Hi there. I've been screen printing my brand label underneath tearaway tags. However, with lightweight and light color shirts (especially white) the brand info shows through to the back of the shirt. This looks lousy--if you're wearing a shirt, you don't want the brand label showing through under the back of your neck. Even when I use silver, gray, or light blue ink, it shows through on lightweight white garments.

Can you suggest an alternative to screen printing for light shirts? I don't have a heat press. Could I iron on a transfer or would that look lame--and would it also show through?

Thanks!!
Jess


----------



## Rodney (Nov 3, 2004)

I think with white lightweight shirts, there will always be some type of show through. Using gray inks seems to keep it to a minimum.


----------



## treefox2118 (Sep 23, 2010)

Have you tried a white underbase under the gray? Or even a light gray underbase?

We do that for picky customers on lightweight cotton. Costs extra but seems to solve their concerns.

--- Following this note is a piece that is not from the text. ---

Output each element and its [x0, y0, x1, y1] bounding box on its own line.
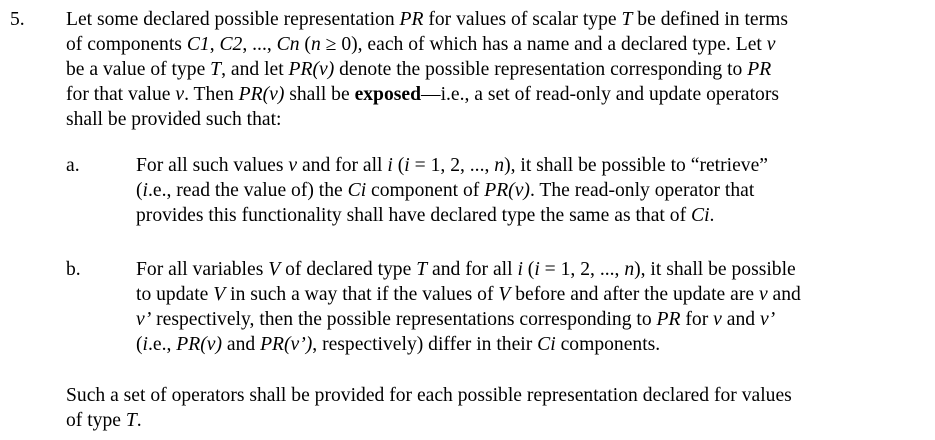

Sent from my Nexus 4 using T-Shirt Forums


----------



## Heyfaces (Jul 17, 2013)

Cool, thanks for the replies. White underbase is a good idea--but a lot of trouble! Still, would help, I'm sure. Thanks again!


----------



## mrsandman26 (Oct 29, 2012)

Skip the underbase. Add a small amount of grey to white ink. It will not be as contrasting as other options but it will be legible and not show through the garment.


----------



## Heyfaces (Jul 17, 2013)

Awesome tip, will try it!


----------



## shown1980 (Aug 30, 2013)

i think but if will be something tag in our shirts so i think
we could not iron on this t shirt yes right ?


India Tour
Web Designing Companies in delhi


----------



## geoffffff (Mar 5, 2012)

This is a problem we always face in our shop, and the best thing we've found is perfect your print stroke. The right amount of pressure and angle is key. If you press too hard, no matter the color, the ink will penetrate the garment too much and you'll see it through the shirt. 

Another option to look at is creating screen print transfers, and heat pressing them. I've always preferred this option as it always looks nice and clean, although more time consuming. We've only done them a few times to do hoodies and stuff, and I don't recall ever doing them on light colored shirts, but still might be worth looking into.


----------



## jvic (Sep 19, 2013)

If I do a heat label in the back of the shirt, will there be a problem screening the front traditionally? ie will the heat of the dryer mess up the heat label?


----------



## splathead (Dec 4, 2005)

jvic said:


> If I do a heat label in the back of the shirt, will there be a problem screening the front traditionally? ie will the heat of the dryer mess up the heat label?


It shouldn't be an issue. You could also apply the label last after screenprinting.


----------



## jvic (Sep 19, 2013)

perfect... thank you !


----------